Nine bidders chase .book domain
Nine organisations have bid to control a proposed top-level Internet domain of .book. Not one company considers .ebook worthy of registration.
ICANN who control how browsers and mail clients route requests for domains began accepting bids for alternatives to long-established web suffixes like .com and co.uk last year. Today it announced 1,930 applications had been received.
Companies and groups had to pay $185,000 (£119,000) per proposal. Suffixes could potentially generate millions of dollars a year for winning bidders as they sell names ending in some of the approved names.
Amongst the nine organisations bidding for .book are Amazon and Bowker alongside a number of venture capitalist domain registries.
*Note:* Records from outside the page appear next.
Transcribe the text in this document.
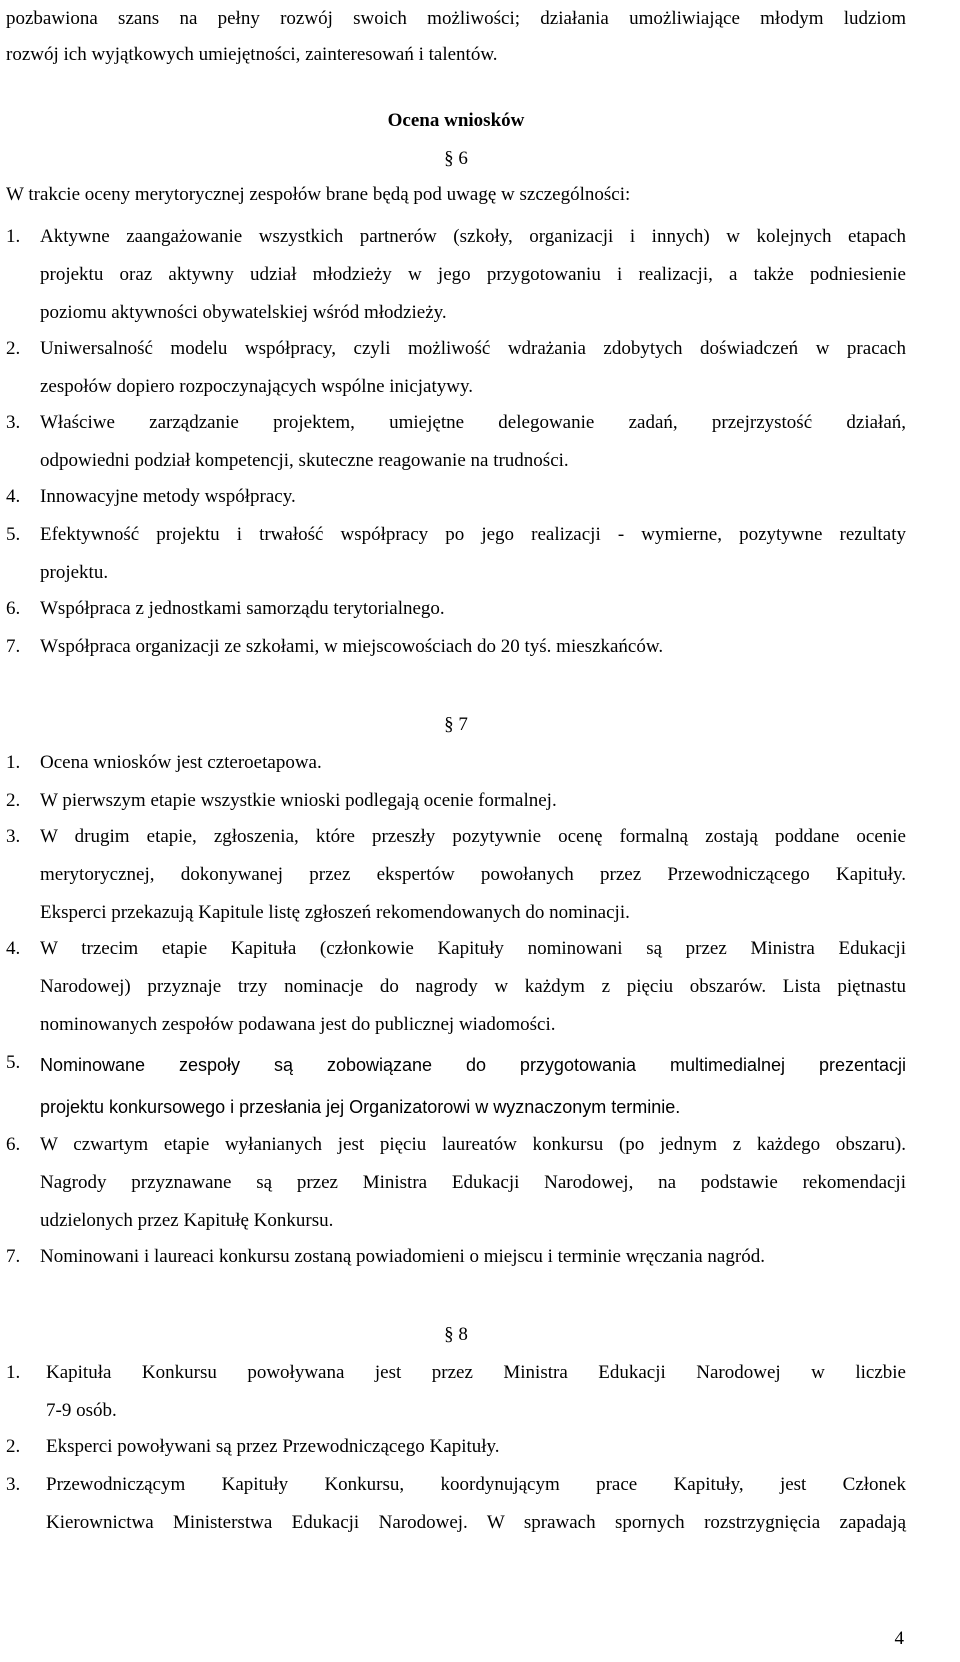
pozbawiona szans na pełny rozwój swoich możliwości; działania umożliwiające młodym ludziom
rozwój ich wyjątkowych umiejętności, zainteresowań i talentów.
Ocena wniosków
§ 6
W trakcie oceny merytorycznej zespołów brane będą pod uwagę w szczególności:
1. Aktywne zaangażowanie wszystkich partnerów (szkoły, organizacji i innych) w kolejnych etapach
projektu oraz aktywny udział młodzieży w jego przygotowaniu i realizacji, a także podniesienie
poziomu aktywności obywatelskiej wśród młodzieży.
2. Uniwersalność modelu współpracy, czyli możliwość wdrażania zdobytych doświadczeń w pracach
zespołów dopiero rozpoczynających wspólne inicjatywy.
3. Właściwe zarządzanie projektem, umiejętne delegowanie zadań, przejrzystość działań,
odpowiedni podział kompetencji, skuteczne reagowanie na trudności.
4. Innowacyjne metody współpracy.
5. Efektywność projektu i trwałość współpracy po jego realizacji - wymierne, pozytywne rezultaty
projektu.
6. Współpraca z jednostkami samorządu terytorialnego.
7. Współpraca organizacji ze szkołami, w miejscowościach do 20 tyś. mieszkańców.
§ 7
1. Ocena wniosków jest czteroetapowa.
2. W pierwszym etapie wszystkie wnioski podlegają ocenie formalnej.
3. W drugim etapie, zgłoszenia, które przeszły pozytywnie ocenę formalną zostają poddane ocenie
merytorycznej, dokonywanej przez ekspertów powołanych przez Przewodniczącego Kapituły.
Eksperci przekazują Kapitule listę zgłoszeń rekomendowanych do nominacji.
4. W trzecim etapie Kapituła (członkowie Kapituły nominowani są przez Ministra Edukacji
Narodowej) przyznaje trzy nominacje do nagrody w każdym z pięciu obszarów. Lista piętnastu
nominowanych zespołów podawana jest do publicznej wiadomości.
5. Nominowane zespoły są zobowiązane do przygotowania multimedialnej prezentacji
projektu konkursowego i przesłania jej Organizatorowi w wyznaczonym terminie.
6. W czwartym etapie wyłanianych jest pięciu laureatów konkursu (po jednym z każdego obszaru).
Nagrody przyznawane są przez Ministra Edukacji Narodowej, na podstawie rekomendacji
udzielonych przez Kapitułę Konkursu.
7. Nominowani i laureaci konkursu zostaną powiadomieni o miejscu i terminie wręczania nagród.
§ 8
1. Kapituła Konkursu powoływana jest przez Ministra Edukacji Narodowej w liczbie
7-9 osób.
2. Eksperci powoływani są przez Przewodniczącego Kapituły.
3. Przewodniczącym Kapituły Konkursu, koordynującym prace Kapituły, jest Członek
Kierownictwa Ministerstwa Edukacji Narodowej. W sprawach spornych rozstrzygnięcia zapadają
4
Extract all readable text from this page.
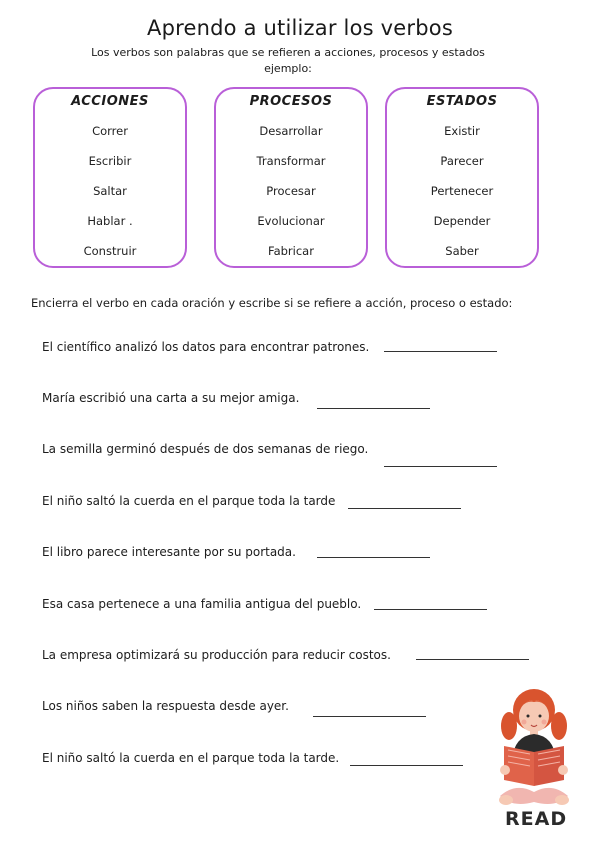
Aprendo a utilizar los verbos
Los verbos son palabras que se refieren a acciones, procesos y estados
ejemplo:
ACCIONES
Correr
Escribir
Saltar
Hablar .
Construir
PROCESOS
Desarrollar
Transformar
Procesar
Evolucionar
Fabricar
ESTADOS
Existir
Parecer
Pertenecer
Depender
Saber
Encierra el verbo en cada oración y escribe si se refiere a acción, proceso o estado:
El científico analizó los datos para encontrar patrones.
María escribió una carta a su mejor amiga.
La semilla germinó después de dos semanas de riego.
El niño saltó la cuerda en el parque toda la tarde
El libro parece interesante por su portada.
Esa casa pertenece a una familia antigua del pueblo.
La empresa optimizará su producción para reducir costos.
Los niños saben la respuesta desde ayer.
El niño saltó la cuerda en el parque toda la tarde.
READ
Where more than one bidder wants a top-level domain, Icann encourages competing bidders to work out an agreement but will hold an auction if the parties fail to reach a compromise.
Amazon isn't limiting itself to .book with applications in place for over 70 other domains including .amazon, .author, .kindle, .search .news and .free.
With the full list of applications now online, there are 60 days for any member of the public to comment on the proposals. Someone can claim a trademark violation or argue that a proposed suffix is offensive.
It will take at least a year or two for Icann to approve the first of the new suffixes. It will review each proposal to make sure its financial plan is sound and that contingencies exist in case a company goes out of business. Bidders must also pass criminal background checks.